La notizia che Starbucks sbarchi in Italia sta facendo impazzire le masse di tossici dei caffè/frappuccini più famosi al mondo.

La notizia arriva dal Corriere della Sera, e pare che il colosso statunitense avrebbe stretto un accordo con Antonio Percassi, 62 anne bergamasco che ha aiutato marchi come Benetton e Zara ad espandersi (cit.) nel nostro paese (mica un pirla).

L’accordo dovrebbe essere firmato nel periodo Natalizio per poi, nel 2016, far cominciare l’espansione frappuccinica anche nel “Belpaese”.

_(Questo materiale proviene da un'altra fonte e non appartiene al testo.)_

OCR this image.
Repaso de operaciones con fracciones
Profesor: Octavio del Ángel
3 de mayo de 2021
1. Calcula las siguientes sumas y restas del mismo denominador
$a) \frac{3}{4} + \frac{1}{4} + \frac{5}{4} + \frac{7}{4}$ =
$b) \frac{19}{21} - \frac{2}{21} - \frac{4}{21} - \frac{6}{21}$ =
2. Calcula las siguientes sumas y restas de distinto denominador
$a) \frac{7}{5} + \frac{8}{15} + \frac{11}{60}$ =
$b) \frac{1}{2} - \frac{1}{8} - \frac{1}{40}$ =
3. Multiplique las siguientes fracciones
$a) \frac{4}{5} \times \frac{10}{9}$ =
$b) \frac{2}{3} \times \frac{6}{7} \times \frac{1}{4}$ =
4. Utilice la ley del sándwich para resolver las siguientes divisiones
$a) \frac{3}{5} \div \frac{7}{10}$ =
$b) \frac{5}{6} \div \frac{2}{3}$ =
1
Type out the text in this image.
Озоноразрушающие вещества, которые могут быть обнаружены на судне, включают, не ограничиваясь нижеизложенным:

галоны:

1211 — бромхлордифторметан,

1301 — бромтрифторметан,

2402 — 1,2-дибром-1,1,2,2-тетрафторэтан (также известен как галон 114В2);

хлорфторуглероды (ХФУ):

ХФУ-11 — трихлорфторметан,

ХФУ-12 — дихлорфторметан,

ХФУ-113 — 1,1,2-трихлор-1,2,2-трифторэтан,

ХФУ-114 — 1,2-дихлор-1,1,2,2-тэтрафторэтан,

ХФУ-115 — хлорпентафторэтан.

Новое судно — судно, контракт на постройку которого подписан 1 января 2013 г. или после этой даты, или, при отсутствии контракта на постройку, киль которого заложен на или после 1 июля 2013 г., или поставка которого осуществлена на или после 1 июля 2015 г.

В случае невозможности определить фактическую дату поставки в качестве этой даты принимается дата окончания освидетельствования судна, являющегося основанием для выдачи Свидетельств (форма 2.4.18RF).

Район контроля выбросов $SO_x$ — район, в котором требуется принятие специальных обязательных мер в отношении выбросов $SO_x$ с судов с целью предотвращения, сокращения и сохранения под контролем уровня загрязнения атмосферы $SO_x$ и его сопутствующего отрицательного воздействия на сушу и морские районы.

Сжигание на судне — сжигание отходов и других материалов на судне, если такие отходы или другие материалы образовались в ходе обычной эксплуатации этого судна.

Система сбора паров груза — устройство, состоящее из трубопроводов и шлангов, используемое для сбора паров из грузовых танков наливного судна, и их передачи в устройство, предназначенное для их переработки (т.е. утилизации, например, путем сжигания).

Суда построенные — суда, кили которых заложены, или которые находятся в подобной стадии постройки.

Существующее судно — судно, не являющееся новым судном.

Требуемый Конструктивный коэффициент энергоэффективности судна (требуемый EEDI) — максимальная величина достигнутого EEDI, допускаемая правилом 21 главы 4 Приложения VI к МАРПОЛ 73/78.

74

«Gli accordi dovrebbero essere firmati entro Natale. E il Frappuccino a marchio Starbucks potrebbe già essere servito al banco nel corso del 2016. Sono circa vent’ anni che Howard Schultz, fondatore e guida della più grande catena di caffetterie americana cerca di capire quale sia il modo giusto per vendere in Italia, patria del caffè, la miscela in versione yankee. Per di più a un prezzo quasi tre volte superiore alla tazzina nostrana. Adesso però si starebbe profilando la soluzione.
Da circa un anno la squadra di manager di Seattle, sede del gruppo che fattura circa 9 miliardi di dollari, ha aperto una trattativa con chi in Italia il retail lo conosce davvero. Si tratta di Antonio Percassi, 62 anni, natali a Clusone in provincia di Bergamo, ex calciatore del Cesena e dell’Atalanta di Bergamo, di cui ora è proprietario, ma soprattutto, guru dei centri commerciali. Come dire, colui che vanta nel curriculum l’espansione commerciale dei Benetton nonché quella del suo concorrente più acerrimo, la spagnolo Zara. L’imprenditore che quest’anno ha anche aperto la strada ai negozi di lingerie Victoria’s Secret. Adesso sarebbe la volta di Starbucks, il mito del caffè americano che si beve per strada ed è servito in un bicchiere di carta.”

Ci siamo quasi ormai, l’era dei viaggi all’estero per farsi i selfie col bicchiere starbucks sta per terminare!